Muchos estudios de los que informan los medios de comunicación establecen correlaciones, pero se presentan con frecuencia como si hablaran de relaciones causales. Por ejemplo, una sustancia puede estar correlacionada con un aumento de cáncer en ratas, pero los medios tienden a presentar el estudio como si afirmara que dicha sustancia “causa” cáncer, aunque no exista tal certeza. Al traducirse al público en general, la cautela habitual de los informes científicos suele desvanecerse.

La discusión sobre el calentamiento global se centra en saber si la actividad del hombre es una causa (al menos parcial) del calentamiento global o si la actividad industrial y el calentamiento están sólo correlacionados. Esto aún no se sabe, y las posiciones se toman por convicciones políticas y no con bases científicas. La evidencia parece indicar que hay una relación causal y la cautela nos dice que quizás convenga controlar la emisión de gases de invernadero, pero mientras no haya pruebas más contundentes, o más evidencia, no se puede afirmar que quienes promueven la irresponsabilidad en emisiones de gas carbónico estén equivocados, aunque puedan resultarnos antipáticos.

Las herramientas de la ciencia también son útiles en nuestra vida cotidiana. Es muy sano cuestionarnos la posibilidad de que estemos atestiguando una correlación simple cada vez que tenemos la tentación de adjudicarle a un acontecimiento una causa, especialmente si ésta nos resulta agradable, va de acuerdo con nuestras ideas u opiniones, o parece demasiado buena como para ser cierta.

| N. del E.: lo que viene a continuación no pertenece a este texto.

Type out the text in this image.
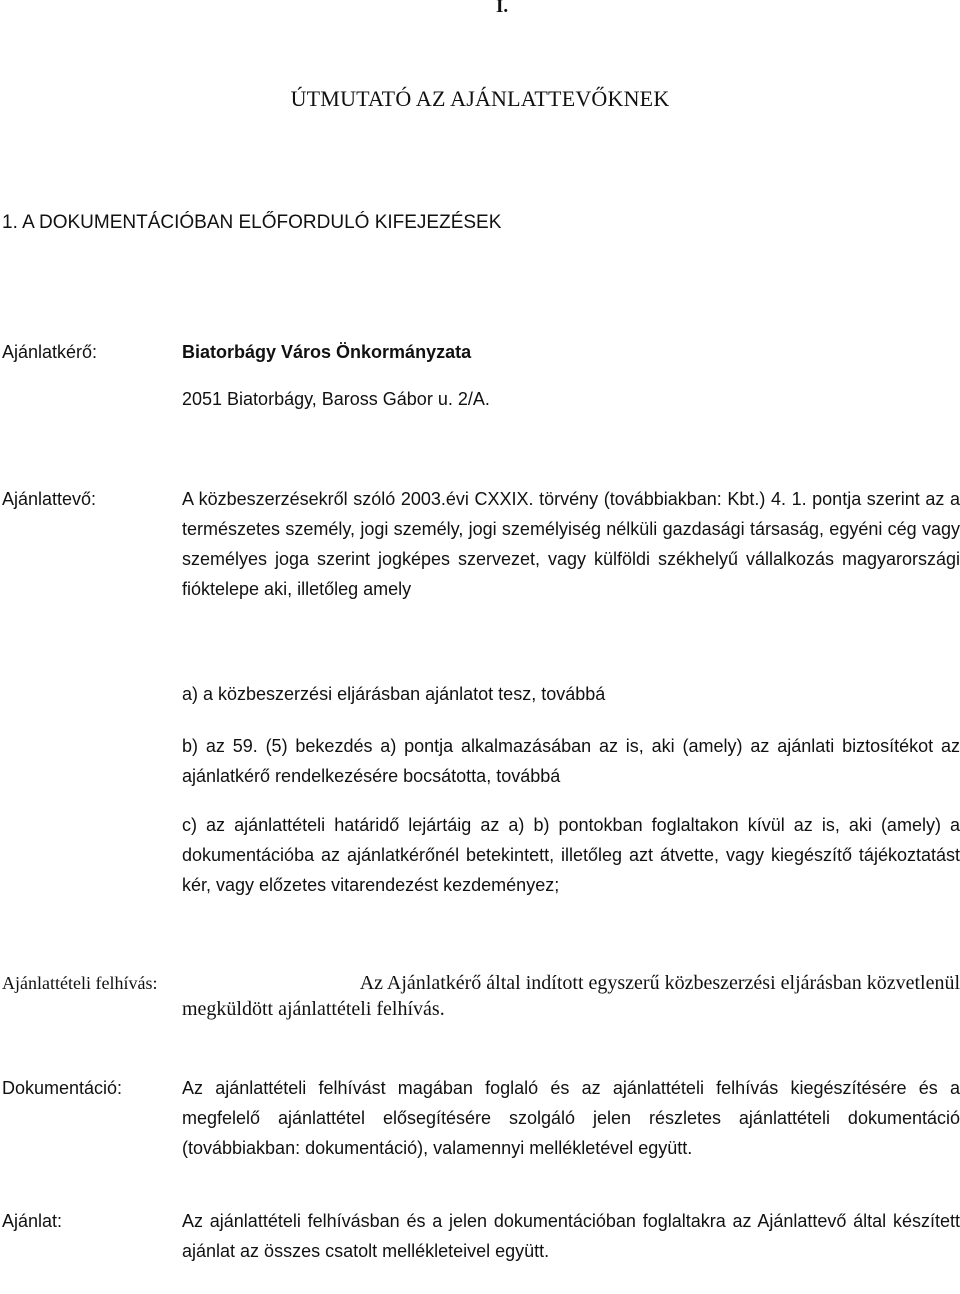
I.
ÚTMUTATÓ AZ AJÁNLATTEVŐKNEK
1. A DOKUMENTÁCIÓBAN ELŐFORDULÓ KIFEJEZÉSEK
Ajánlatkérő:	Biatorbágy Város Önkormányzata
2051 Biatorbágy, Baross Gábor u. 2/A.
Ajánlattevő:	A közbeszerzésekről szóló 2003.évi CXXIX. törvény (továbbiakban: Kbt.) 4. 1. pontja szerint az a természetes személy, jogi személy, jogi személyiség nélküli gazdasági társaság, egyéni cég vagy személyes joga szerint jogképes szervezet, vagy külföldi székhelyű vállalkozás magyarországi fióktelepe aki, illetőleg amely
a) a közbeszerzési eljárásban ajánlatot tesz, továbbá
b) az 59. (5) bekezdés a) pontja alkalmazásában az is, aki (amely) az ajánlati biztosítékot az ajánlatkérő rendelkezésére bocsátotta, továbbá
c) az ajánlattételi határidő lejártáig az a) b) pontokban foglaltakon kívül az is, aki (amely) a dokumentációba az ajánlatkérőnél betekintett, illetőleg azt átvette, vagy kiegészítő tájékoztatást kér, vagy előzetes vitarendezést kezdeményez;
Ajánlattételi felhívás:	Az Ajánlatkérő által indított egyszerű közbeszerzési eljárásban közvetlenül
megküldött ajánlattételi felhívás.
Dokumentáció:	Az ajánlattételi felhívást magában foglaló és az ajánlattételi felhívás kiegészítésére és a megfelelő ajánlattétel elősegítésére szolgáló jelen részletes ajánlattételi dokumentáció (továbbiakban: dokumentáció), valamennyi mellékletével együtt.
Ajánlat:	Az ajánlattételi felhívásban és a jelen dokumentációban foglaltakra az Ajánlattevő által készített ajánlat az összes csatolt mellékleteivel együtt.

Piratas y calentamiento global

La religión paródica del Monstruo Volador de Espagueti ha propuesto una correlación que, si se asumiera como causación, daría un resultado curioso. En el período histórico en el que ha disminuido el número de piratas tradicionales de parche en el ojo y pata de palo, ha aumentado el calentamiento global. Si en vez de profundizar en las causas de esta correlación inferimos que el calentamiento global está causado por la falta de piratas, lo mejor que podríamos hacer para controlar dicho cambio climático sería, claro, volvernos piratas.